The other article asks a similar, though less provocative question: given that Mormons make up 70% of Utah’s population (and even more along the Wasatch Front, I might add), why have so few members attempted to create alternative, LDS-based educational programs, especially in light of (once again!) the Catholic example of creating extensive parochial school systems wherever a sufficient number of Roman Catholics exist (and this includes Utah; fully one-third of all the parochial schools in the state are Catholic).
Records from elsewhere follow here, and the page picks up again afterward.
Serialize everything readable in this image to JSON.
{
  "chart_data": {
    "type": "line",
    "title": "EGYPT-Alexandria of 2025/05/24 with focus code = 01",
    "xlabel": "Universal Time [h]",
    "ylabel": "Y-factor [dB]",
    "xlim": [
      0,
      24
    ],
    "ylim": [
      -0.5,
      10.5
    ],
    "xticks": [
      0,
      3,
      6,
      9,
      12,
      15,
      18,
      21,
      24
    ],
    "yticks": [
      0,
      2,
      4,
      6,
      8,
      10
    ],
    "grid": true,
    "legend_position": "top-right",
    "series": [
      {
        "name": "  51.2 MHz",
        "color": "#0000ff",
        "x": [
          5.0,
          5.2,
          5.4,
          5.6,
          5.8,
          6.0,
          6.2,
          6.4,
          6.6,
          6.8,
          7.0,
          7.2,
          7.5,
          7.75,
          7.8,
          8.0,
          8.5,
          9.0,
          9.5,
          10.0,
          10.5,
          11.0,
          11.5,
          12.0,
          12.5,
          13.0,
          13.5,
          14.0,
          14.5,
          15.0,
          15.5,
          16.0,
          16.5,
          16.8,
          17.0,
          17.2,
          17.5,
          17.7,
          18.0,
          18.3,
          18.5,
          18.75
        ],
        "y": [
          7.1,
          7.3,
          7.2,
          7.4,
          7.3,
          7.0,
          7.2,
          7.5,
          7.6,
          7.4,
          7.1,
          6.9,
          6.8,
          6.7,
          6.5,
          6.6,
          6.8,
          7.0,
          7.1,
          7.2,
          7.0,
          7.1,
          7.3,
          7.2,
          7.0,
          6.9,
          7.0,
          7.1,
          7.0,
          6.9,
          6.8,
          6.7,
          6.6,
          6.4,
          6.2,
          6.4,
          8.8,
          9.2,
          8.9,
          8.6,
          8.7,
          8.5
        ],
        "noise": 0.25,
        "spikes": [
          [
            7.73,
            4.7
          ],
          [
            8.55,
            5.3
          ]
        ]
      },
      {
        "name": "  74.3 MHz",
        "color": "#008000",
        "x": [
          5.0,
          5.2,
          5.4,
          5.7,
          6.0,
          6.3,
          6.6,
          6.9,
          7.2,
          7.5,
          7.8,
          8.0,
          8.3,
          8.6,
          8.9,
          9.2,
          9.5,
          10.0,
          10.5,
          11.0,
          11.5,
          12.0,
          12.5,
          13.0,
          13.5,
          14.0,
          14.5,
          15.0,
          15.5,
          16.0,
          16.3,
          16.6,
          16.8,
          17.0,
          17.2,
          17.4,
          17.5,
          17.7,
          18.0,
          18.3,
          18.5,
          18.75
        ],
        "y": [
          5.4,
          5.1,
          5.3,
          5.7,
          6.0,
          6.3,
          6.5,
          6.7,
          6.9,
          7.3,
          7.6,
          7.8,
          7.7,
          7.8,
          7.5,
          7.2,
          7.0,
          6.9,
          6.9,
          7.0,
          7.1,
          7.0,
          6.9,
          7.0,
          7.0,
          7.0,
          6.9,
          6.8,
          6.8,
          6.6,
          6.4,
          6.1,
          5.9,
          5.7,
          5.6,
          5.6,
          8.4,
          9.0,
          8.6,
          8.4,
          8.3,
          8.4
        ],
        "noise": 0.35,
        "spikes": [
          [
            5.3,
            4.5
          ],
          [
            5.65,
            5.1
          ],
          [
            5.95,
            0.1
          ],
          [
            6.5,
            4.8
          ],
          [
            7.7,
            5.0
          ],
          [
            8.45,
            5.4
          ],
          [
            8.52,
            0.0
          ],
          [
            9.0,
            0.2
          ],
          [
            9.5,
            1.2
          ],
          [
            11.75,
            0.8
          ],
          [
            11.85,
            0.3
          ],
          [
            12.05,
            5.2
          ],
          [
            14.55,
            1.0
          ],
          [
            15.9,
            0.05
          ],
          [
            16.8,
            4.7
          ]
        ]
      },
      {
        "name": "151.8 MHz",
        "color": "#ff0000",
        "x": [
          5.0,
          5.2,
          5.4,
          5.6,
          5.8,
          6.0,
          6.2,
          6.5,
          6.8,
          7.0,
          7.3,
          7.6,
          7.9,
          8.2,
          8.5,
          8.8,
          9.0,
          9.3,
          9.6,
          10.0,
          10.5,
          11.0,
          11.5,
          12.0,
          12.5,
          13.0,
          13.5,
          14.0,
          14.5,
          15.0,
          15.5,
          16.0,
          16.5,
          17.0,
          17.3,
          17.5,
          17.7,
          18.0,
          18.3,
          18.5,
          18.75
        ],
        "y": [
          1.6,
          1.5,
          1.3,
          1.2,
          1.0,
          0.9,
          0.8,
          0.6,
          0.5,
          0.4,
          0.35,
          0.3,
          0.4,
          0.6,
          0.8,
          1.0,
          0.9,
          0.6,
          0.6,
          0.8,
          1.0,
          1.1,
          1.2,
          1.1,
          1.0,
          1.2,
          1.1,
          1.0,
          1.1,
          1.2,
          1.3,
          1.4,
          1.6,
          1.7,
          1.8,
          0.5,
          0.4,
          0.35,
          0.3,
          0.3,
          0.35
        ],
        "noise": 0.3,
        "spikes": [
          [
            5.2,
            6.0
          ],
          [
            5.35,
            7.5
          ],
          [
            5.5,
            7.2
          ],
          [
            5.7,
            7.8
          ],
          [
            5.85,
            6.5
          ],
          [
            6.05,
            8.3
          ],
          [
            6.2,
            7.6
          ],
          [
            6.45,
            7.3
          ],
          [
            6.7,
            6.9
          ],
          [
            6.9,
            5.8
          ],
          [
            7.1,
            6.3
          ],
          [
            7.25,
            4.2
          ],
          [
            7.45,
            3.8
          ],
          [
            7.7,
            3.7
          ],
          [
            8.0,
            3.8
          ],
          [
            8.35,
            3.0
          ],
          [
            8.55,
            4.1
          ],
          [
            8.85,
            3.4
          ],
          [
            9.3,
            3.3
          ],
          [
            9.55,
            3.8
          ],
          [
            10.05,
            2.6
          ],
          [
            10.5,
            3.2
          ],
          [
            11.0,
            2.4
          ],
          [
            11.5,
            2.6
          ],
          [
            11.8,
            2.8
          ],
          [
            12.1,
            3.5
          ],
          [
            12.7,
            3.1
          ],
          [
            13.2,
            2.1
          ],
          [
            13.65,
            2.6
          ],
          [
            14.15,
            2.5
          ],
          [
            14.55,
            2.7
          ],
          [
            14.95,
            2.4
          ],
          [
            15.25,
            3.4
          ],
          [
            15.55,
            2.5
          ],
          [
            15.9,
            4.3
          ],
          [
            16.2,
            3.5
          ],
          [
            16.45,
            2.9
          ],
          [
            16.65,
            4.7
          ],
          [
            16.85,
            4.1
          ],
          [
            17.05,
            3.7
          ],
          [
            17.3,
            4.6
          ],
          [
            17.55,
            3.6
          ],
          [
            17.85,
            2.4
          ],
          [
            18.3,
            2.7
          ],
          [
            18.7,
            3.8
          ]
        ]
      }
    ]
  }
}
The answer is, again, simple: according to the article, “‘It has long been the policy of the church not to consider providing elementary and secondary schools where there are adequate public schools available to our members,’ Elder Henry B. Eyring, church commissioner of education and a member of the Quorum of the Twelve, said in an e-mail interview.” There are relevant historical and financial reasons for this policy, which Eyring discusses; but fundamentally, what you have is a dominant assumption, apparently shared by a large number of Mormons, of the value of the (contemporary American) division between private and public: secular facilities are adequate, assuming (one presumes) that private faith is not interfered with. Again, one can point to various complaints about Mormon majoritarianism: hey, what about that lesbian volleyball coach that the good folks of Spanish Fork tried to get fired? And again, I respond: these are exceptions that prove the rule. More than 100 years after accepting the terms of the federal government in embracing statehood, it seems to me that most Wasatch Front Mormons continue to internalize the lesson about keeping their business out of the public realm.
Again, I hasten to add: that’s not a bad lesson to have learned. Nor is it indefensible. On the contrary, there is great value in refraining from trying to determine too firmly just what the content of the public square should be. But while I have more than a few problems with the “Christian Right” (as Kaimi put it), I do think that they–and many other political and religious thinkers who have little or nothing to do with such movements–have a point in fearing that there has been too much willingness to consider any substantive use of “power” in regards to ordering our communities to be, somehow, inappropriate; the result being that said power has not been diffused, but rather allowed to collect in forms which are not easily made subject to the (proper) demands of democratic accountability. Let me put a more specific point on this argument by invoking a classic dispute with relevance to “separationist” concerns: I’m one of those who believe that the Nazis need not have been allowed to march through Skokie. Were something similar to develop in downtown Salt Lake City–and some, looking at the growing anti-Mormon protests which attend every general conference, believe such might be the case–then I personally would hope that the church along the Wasatch Front would (humbly) recognize that the power to order a community is not always to be avoided.